Megan McArdle explains why even “liberals” should want to eliminate the corporate income tax. The reason that many will persist in disagreement is because they just might be Marxists.
[Update a few minutes later]
I would repeat the old aphorism: corporations don’t pay taxes; they only collect them, at a fairly high cost to economic growth.
Rand, the McCardle link returns “can’t find “www.th target=”. ” I don’t know enough about computers to know what that’s about.
Here’s the correct link: http://www.theatlantic.com/business/archive/2010/10/why-we-should-eliminate-the-corporate-income-tax/65351/
Sorry, fixed now.
If it’s revenue-neutral I’m all for it.
There is no such thing as “revenue-neutral”; this is a CBO fantasy, but it would likely enhance revenue.
I don’t have an ideological attachment to a corporate income tax. I do wonder how, in the absence of such a tax, we would keep people from using corporations as tax shelters. For example, I could incorporate my business and, instead of paying income tax on each year’s profits, leave all but what I need to live on in the company’s name. There it could grow tax-free, like a tax-sheltered IRA with no contribution or withdrawal limits. Great for me (and anyone who can afford to incorporate), not so great for the treasury.
Excellent idea Jim, we should definitely remove the contribution limits on IRAs as suggested.
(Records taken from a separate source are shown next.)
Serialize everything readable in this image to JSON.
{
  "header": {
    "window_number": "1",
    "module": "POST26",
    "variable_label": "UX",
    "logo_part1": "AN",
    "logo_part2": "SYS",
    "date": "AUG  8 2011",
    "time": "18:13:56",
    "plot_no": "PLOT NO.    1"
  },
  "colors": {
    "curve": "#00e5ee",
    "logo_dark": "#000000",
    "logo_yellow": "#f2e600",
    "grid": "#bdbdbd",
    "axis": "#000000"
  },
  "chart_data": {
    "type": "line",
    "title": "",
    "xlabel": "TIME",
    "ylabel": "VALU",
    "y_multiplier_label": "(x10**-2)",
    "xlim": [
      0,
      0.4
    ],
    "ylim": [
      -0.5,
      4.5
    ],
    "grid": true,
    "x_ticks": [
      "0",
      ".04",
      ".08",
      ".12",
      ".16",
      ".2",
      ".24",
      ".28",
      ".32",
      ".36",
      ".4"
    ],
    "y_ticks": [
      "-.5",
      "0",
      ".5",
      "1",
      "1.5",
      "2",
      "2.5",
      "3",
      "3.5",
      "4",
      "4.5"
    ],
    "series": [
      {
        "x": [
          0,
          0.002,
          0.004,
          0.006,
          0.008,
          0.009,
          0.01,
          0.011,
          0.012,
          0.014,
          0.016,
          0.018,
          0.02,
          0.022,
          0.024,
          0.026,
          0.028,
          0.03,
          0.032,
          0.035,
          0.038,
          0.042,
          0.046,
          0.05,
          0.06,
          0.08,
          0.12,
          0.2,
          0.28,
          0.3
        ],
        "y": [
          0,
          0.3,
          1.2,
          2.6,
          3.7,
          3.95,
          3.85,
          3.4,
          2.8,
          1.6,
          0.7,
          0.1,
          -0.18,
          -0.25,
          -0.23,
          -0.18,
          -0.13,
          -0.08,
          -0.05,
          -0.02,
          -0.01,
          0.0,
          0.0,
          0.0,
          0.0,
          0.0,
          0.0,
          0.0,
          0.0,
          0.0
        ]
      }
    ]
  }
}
There it could grow tax-free
How hard is it for a corporation to not have profits? How hard is it for an individual to form a corporation? This is just part of the reason why the whole class warfare demagoguery is stupid. I incorporated as a kid in NY but didn’t do anything with the business. That didn’t stop NY from sending me a tax bill on the assumption of profits. I talked them out of it, but the whole thing just seemed ridiculous.
My stepdad used to say, “he could screw up an iron ball.” He was talking about the neighbor kids but it could easily apply to the idiots in congress. What really irks me is those accusing their opponents of wanting to tax them 23% without mentioning that they are now taxed over 50% in various ways.
Simplify. One tax rate. One safety net. Get rid of all the multiple programs. Fire the overhead. Give the cash directly to everyone. No means testing. No more unemployment. No more food stamps. No more social security. No pay for having babies. At current levels that would be well above $10k/yr to every adult. The federal and local government would be saving money.
I don’t have an ideological attachment to a corporate income tax. I do wonder how, in the absence of such a tax, we would keep people from using corporations as tax shelters. For example, I could incorporate my business and, instead of paying income tax on each year’s profits, leave all but what I need to live on in the company’s name. There it could grow tax-free, like a tax-sheltered IRA with no contribution or withdrawal limits. Great for me (and anyone who can afford to incorporate), not so great for the treasury.
From the article:
Now, this might create new, effective loopholes (for example, some people seem to think the income from a US corp could be funneled/laundered through a foreign corp, meaning a place with much lower income taxes might end up channeling a lot of corporate income). I don’t know if that really changes anything though since there’s already the incentive to do that today.
The bells are on the other leg, Jim.
So why don’t people do this?
The difference is that while there are rules against using a corporation to pay personal expenses, there are no rules against having a corporation invest its profits — indeed, it’s standard practice. The reason people don’t use corporations as investment tax shelters today is that there’s no tax benefit, because of the corporate income tax. If you take away the corporate income tax, that changes.
I don’t see an easy way to allow corporations to invest their profits tax-free, without creating an attractive tax loophole for individual investors who currently pay taxes on interest, dividends, and capital gains.
Excellent idea Jim, we should definitely remove the contribution limits on IRAs as suggested.
And the withdrawal limits? At that point you might as well abolish all taxes on investment income. That would encourage saving, make the tax code more regressive, and generate various tax scams in which salaries are turned into investment proceeds so as to be tax free.